We all have a tendency to compartmentalize different areas of our life, and this is no different when it comes to financial planning. Most of us think that paying for college and planning for retirement are our two biggest financial goals; and logically, we prepare for each one of these individually knowing this fact.
However, college planning and retirement planning are directly linked. Even if we prepare for these two major goals in silos, the fact remains that they are directly tied to each other. Think of it this way – if we didn’t have to pay for college, then our retirement income could be bigger, right? Seems simple, but this is often forgotten or overlooked. In fact, the underlying principle remains that money is a limited resource and so the more efficiencies we can create with our dollars, the more our dollars can actually do for us (in this instance, pay for college and spend/enjoy in retirement).
Now that we have a fundamental understanding that college planning and retirement planning are directly linked, here are 4 guidelines we can follow to help put us on the most efficient path to reaching both of these goals.
Start Your Accumulation Cycle as Early as Possible:
Ok, this is not rocket science. The earlier we start saving the longer we have for total savings contributions to increase and for compounding to occur. Below is a chart of a 40-year accumulation cycle, and you can see the impact compounding has on the back end.
Avoid Having to Start Your Accumulation Cycle Over:
Everyone has a growth / accumulation cycle that is about 30-40 years long. If we deplete our savings at any point in the process for large expenses (down payment on a home, nice cars, home renovation, etc.), then we lose our position on the accumulation cycle. As you can see above, the overwhelming majority of growth happens at the end of the accumulation cycle. So, starting over at any point can compromise our ability to actually reach the end and reap the rewards of those final years. When we pay for college — and deplete a significant amount of savings by sending money off to a college or university — we must start that accumulation cycle once again. Said differently, we have fewer dollars compounding for us, and therefore, must save more or save longer to accomplish the same result. See Below. This is a chart of someone who saved the exact same amount of money as the chart above but had to start their cycle over halfway through.
Build a Strategy That Will Accumulate AND Distribute Your Money Efficiently:
Most financial strategies focus only on the accumulation of money and not the distribution. However, getting cash from your financial products easily, efficiently, while minimizing risk, expenses and taxes is of critical importance.

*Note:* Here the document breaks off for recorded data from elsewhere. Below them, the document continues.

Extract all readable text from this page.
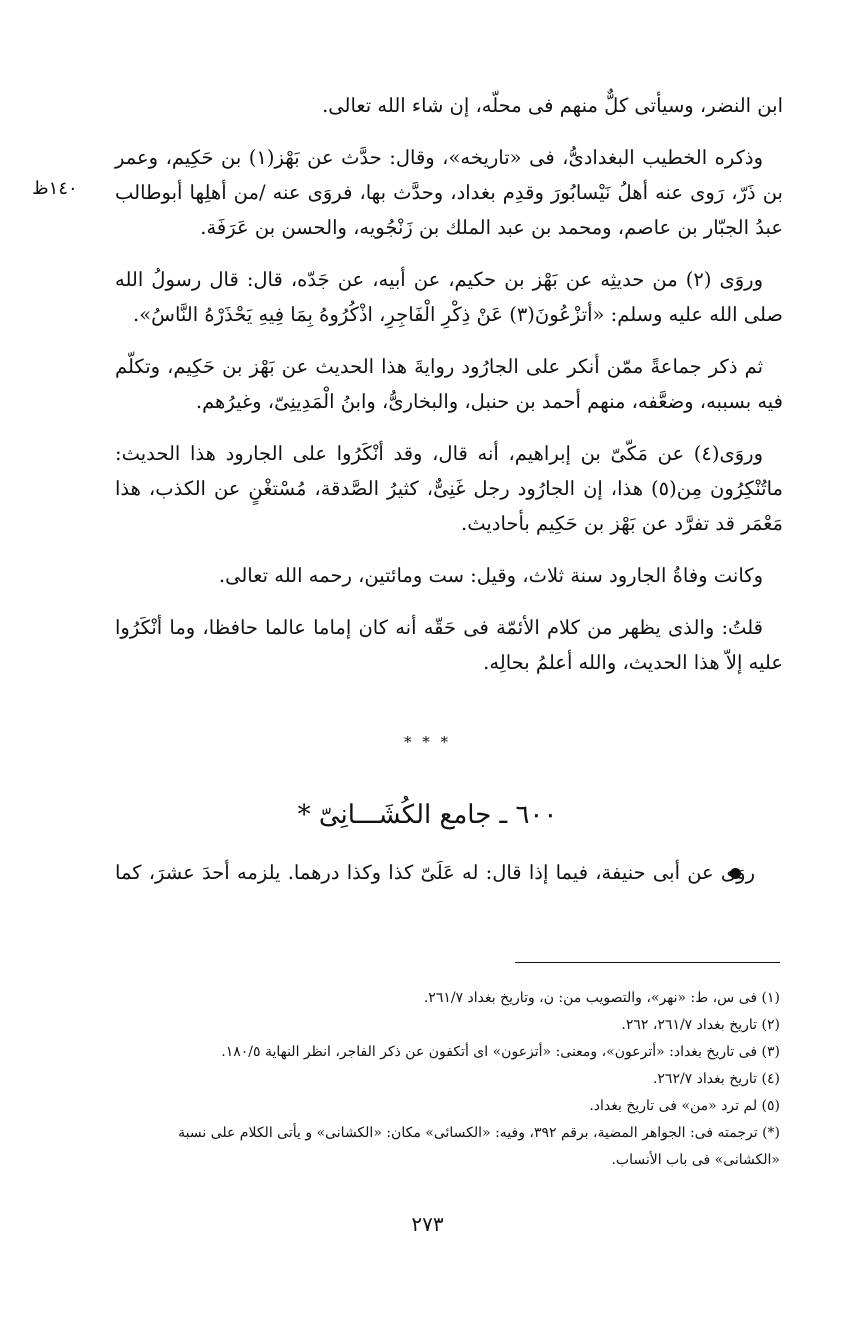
١٤٠ظ

ابن النضر، وسيأتى كلٌّ منهم فى محلّه، إن شاء الله تعالى.

وذكره الخطيب البغدادىُّ، فى «تاريخه»، وقال: حدَّث عن بَهْز(١) بن حَكِيم، وعمر بن ذَرّ، رَوى عنه أهلُ نَيْسابُورَ وقدِم بغداد، وحدَّث بها، فروَى عنه /من أهلِها أبوطالب عبدُ الجبّار بن عاصم، ومحمد بن عبد الملك بن زَنْجُويه، والحسن بن عَرَفَة.

وروَى (٢) من حديثِه عن بَهْز بن حكيم، عن أبيه، عن جَدّه، قال: قال رسولُ الله صلى الله عليه وسلم: «أتزْعُونَ(٣) عَنْ ذِكْرِ الْفَاجِرِ، اذْكُرُوهُ بِمَا فِيهِ يَحْذَرْهُ النَّاسُ».

ثم ذكر جماعةً ممّن أنكر على الجارُود روايةَ هذا الحديث عن بَهْز بن حَكِيم، وتكلّم فيه بسببه، وضعَّفه، منهم أحمد بن حنبل، والبخارىُّ، وابنُ الْمَدِينِىّ، وغيرُهم.

وروَى(٤) عن مَكّىّ بن إبراهيم، أنه قال، وقد أنْكَرُوا على الجارود هذا الحديث: ماتُنْكِرُون مِن(٥) هذا، إن الجارُود رجل غَنِىٌّ، كثيرُ الصَّدقة، مُسْتغْنٍ عن الكذب، هذا مَعْمَر قد تفرَّد عن بَهْز بن حَكِيم بأحاديث.

وكانت وفاةُ الجارود سنة ثلاث، وقيل: ست ومائتين، رحمه الله تعالى.

قلتُ: والذى يظهر من كلام الأئمّة فى حَقّه أنه كان إماما عالما حافظا، وما أنْكَرُوا عليه إلاّ هذا الحديث، والله أعلمُ بحالِه.

* * *
٦٠٠ ـ جامع الكُشَـــانِىّ *
روَى عن أبى حنيفة، فيما إذا قال: له عَلَىّ كذا وكذا درهما. يلزمه أحدَ عشرَ، كما
(١) فى س، ط: «نهر»، والتصويب من: ن، وتاريخ بغداد ٢٦١/٧.
(٢) تاريخ بغداد ٢٦١/٧، ٢٦٢.
(٣) فى تاريخ بغداد: «أترعون»، ومعنى: «أتزعون» اى أتكفون عن ذكر الفاجر، انظر النهاية ١٨٠/٥.
(٤) تاريخ بغداد ٢٦٢/٧.
(٥) لم ترد «من» فى تاريخ بغداد.
(*) ترجمته فى: الجواهر المضية، برقم ٣٩٢، وفيه: «الكسائى» مكان: «الكشانى» و يأتى الكلام على نسبة «الكشانى» فى باب الأنساب.
٢٧٣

Ask your advisor how well any product will accumulate and how well it will distribute.
Have a Volatility Buffer in Your Strategy. This Will Serve You Well Both While College Payments Are Occurring and While You Are Creating Retirement Income.
One of the most difficult risks for which to prepare is called sequence of return risk. Meaning, we don’t know what returns our portfolios are going to achieve until after the fact. This unknown makes ANY strategy more complex. The market will go up and the market will go down. During the distribution phase—whether distributing for college or during retirement—for any down years that occur, having a bucket of money that is not tied to the market becomes a very powerful tool. A “volatility buffer” enables us to use another bucket of money without touching our market linked investments; and therefore, allowing our market linked investments time to recover and likely to last longer.